Posto isto, quer dizer, exposta a inanidade informativa resultante da curiosidade informativa, não é difícil compreender o quanto a informação é diversão. Infotainment lhe chamam os americanos numa feliz síntese de information e entertainment. Diversão antes de mais porque desprovida de real importância, leve e despreocupada. Não significa isto que seja uma informação divertida, o conteúdo pode não o ser, mas a sua função. A informação é diversão quando desvia a atenção de quem a recebe das circunstâncias e dos reais problemas do dia a dia. É este desvio da atenção que caracteriza justamente a diversão. Quem se diverte, seja no teatro, no cinema ou no desporto, não pensa no que o compromete na vida quoti­diana. Só que nem tudo serve, ou melhor, tem a força suficiente para desviar a atenção; é preciso que o diverso oferecido pela diversão consiga chamar a si a atenção. A diversão é tanto maior quanto mais chamar a si a atenção e, simultaneamente, mais despreocupada for. Ora, quanto maiores forem as catástrofes, as misérias e os escândalos noticiados, tanto mais chamarão a atenção e, por maiores que sejam, em nada afectarão o quotidiano dos telespectadores. Não há qualquer risco ou compromisso nas notícias, o consumo da informação é inofensivo e a diversão possível.

 

5. Conclusão

Há informação e informação, há uma que forma e outra que diverte. Com o surgimento da rádio e, sobretudo, da televisão, o pendor da informação passou da formação a diversão. A informação pela imagem é substancialmente diferente da informação verbal, como já a informação oral (radiofónica) era diferente da informação impressa. A introdução da imagem e da cor contribuiu decisivamente para fazer da informação uma diversão (veja-se a imprensa do coração e a evolução tecnológica dos meios de comunicação favoreceu a mudança do pendor informativo. Mesmo na imprensa, a introdução da imagem da moda). Não quer isto dizer que toda a informação se converteu em diversão ou que é esse o seu destino. O que se diz é que a informação para o grande público é cada vez mais uma informação talhada à medida da curiosidade informativa e menos uma informação visando a formação cívica dos seus destinatários.

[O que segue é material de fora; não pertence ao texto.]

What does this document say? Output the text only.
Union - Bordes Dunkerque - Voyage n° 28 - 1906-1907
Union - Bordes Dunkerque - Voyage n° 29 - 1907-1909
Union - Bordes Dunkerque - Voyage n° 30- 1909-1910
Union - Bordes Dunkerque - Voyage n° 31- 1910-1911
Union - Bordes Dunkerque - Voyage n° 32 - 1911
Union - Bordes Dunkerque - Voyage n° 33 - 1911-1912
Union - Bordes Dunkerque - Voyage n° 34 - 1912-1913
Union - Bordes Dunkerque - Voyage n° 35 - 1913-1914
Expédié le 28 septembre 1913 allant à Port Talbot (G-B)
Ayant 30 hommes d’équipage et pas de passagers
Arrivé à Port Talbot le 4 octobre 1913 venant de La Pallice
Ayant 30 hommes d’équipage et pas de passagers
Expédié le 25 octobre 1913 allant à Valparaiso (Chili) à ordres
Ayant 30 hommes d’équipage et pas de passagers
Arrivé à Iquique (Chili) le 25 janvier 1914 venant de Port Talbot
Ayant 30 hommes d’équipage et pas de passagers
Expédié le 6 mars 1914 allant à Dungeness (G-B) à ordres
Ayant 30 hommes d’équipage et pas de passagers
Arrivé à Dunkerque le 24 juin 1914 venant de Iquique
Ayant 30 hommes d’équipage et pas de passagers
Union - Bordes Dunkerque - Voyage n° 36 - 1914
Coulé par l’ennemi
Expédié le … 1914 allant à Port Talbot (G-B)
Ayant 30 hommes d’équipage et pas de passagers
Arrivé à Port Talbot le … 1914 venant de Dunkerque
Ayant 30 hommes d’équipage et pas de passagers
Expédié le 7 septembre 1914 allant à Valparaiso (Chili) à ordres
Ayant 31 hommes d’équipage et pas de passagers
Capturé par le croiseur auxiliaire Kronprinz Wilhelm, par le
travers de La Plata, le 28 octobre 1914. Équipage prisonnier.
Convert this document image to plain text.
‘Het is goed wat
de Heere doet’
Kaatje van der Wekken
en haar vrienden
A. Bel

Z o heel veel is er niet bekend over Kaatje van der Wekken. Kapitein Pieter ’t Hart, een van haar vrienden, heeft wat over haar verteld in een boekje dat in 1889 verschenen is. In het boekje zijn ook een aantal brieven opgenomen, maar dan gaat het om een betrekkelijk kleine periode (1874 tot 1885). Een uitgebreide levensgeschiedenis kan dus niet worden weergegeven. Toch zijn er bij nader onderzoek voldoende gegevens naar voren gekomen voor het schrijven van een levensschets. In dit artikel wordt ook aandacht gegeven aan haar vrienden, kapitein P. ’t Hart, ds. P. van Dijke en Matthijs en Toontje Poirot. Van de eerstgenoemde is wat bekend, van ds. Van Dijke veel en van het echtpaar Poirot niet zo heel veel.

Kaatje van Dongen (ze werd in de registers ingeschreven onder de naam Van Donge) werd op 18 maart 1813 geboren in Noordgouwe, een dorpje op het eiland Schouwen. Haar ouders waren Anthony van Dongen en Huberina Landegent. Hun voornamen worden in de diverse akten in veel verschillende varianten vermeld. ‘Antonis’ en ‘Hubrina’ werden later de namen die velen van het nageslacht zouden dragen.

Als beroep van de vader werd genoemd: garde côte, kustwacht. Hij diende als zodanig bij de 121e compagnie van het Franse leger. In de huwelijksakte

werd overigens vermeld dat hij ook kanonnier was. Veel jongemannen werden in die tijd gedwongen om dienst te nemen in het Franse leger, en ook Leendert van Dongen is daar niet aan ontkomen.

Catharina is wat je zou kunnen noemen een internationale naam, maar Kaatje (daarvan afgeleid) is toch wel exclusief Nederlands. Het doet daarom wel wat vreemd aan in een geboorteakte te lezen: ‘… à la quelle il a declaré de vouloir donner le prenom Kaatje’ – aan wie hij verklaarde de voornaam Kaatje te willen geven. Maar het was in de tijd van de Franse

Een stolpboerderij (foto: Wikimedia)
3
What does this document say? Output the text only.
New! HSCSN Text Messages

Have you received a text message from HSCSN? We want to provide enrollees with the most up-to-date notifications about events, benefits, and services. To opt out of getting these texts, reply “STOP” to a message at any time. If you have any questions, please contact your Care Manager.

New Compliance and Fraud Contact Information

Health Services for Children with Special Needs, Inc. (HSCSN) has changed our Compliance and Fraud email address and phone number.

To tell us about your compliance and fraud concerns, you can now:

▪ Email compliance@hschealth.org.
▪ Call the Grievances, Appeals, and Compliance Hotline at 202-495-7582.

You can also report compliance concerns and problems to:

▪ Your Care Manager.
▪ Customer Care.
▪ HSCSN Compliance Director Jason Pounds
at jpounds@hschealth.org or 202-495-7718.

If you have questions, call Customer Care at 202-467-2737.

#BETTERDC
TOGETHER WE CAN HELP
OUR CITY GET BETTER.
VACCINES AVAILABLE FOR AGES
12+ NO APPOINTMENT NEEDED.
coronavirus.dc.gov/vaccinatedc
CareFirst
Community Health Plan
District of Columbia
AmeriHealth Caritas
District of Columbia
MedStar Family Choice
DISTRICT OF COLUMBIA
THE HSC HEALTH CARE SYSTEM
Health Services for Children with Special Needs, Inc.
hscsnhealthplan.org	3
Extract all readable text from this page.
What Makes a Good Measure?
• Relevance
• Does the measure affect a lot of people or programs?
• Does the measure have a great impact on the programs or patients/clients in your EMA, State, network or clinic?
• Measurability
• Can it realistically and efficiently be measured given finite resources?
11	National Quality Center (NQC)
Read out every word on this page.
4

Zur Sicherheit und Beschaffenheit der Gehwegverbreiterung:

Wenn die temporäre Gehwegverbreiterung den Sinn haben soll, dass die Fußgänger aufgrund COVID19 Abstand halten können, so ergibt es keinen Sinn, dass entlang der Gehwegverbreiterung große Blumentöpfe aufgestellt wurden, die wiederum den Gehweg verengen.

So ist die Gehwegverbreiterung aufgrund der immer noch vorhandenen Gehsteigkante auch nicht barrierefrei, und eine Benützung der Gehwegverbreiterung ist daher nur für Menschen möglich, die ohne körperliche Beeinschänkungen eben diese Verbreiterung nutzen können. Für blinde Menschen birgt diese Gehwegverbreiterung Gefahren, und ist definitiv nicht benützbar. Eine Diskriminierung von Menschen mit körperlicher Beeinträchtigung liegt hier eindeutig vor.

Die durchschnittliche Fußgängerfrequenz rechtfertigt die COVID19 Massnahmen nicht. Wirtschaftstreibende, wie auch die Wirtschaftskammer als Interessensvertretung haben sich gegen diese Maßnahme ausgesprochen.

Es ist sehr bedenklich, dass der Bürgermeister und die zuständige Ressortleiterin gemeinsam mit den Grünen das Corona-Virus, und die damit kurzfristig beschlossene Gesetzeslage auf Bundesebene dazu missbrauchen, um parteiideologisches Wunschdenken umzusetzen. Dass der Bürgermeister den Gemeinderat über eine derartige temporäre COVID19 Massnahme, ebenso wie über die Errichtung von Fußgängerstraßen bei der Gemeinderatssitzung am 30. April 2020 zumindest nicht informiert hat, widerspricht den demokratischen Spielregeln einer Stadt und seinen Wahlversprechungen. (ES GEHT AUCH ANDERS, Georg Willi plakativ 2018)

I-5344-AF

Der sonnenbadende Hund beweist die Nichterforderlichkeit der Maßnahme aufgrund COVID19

Aumentaram e diversificaram-se os espaços informativos. A informa­ção que não obedece à curiosidade informativa, que toca os interesses reais dos destinatários, advém crescentemente uma informação especializada. Economia, finanças, política, cultura preenchem espaços informativos próprios, espaços estes destinados a públicos específicos. Ora é esta informação substancial, por vezes designada de informação séria, que condiciona a participação dos receptores na vida pública. Donde se conclui que quando hoje em dia se fala de informação e das suas funções, haja a necessidade de distinguir. A informação continua a ser um elemento essencial à forma­ção cívica dos cidadãos, só que essa formação é uma opção dos receptores da informação e não uma educação imposta pelos jornalistas. A função formativa da informação exerce-se já no âmbito de uma consciência cívica, ao mesmo tempo que a fortalece, mas raramente a instaura. Mais fundo que a consciência cívica está enraizada no homem a curiosidade informativa, pelo que, se não houver um propósito consciente de através da informação participar na res publica, a informação se orientará pela curiosidade informativa e se tornará diversão.



[1]- Adriano Duarte Rodrigues, "O acontecimento" em Traquina, Nelson, Org., Jornalismo: Questões, Teorias e 'Estórias', Lx: Vega, 1993, pp. 27-33.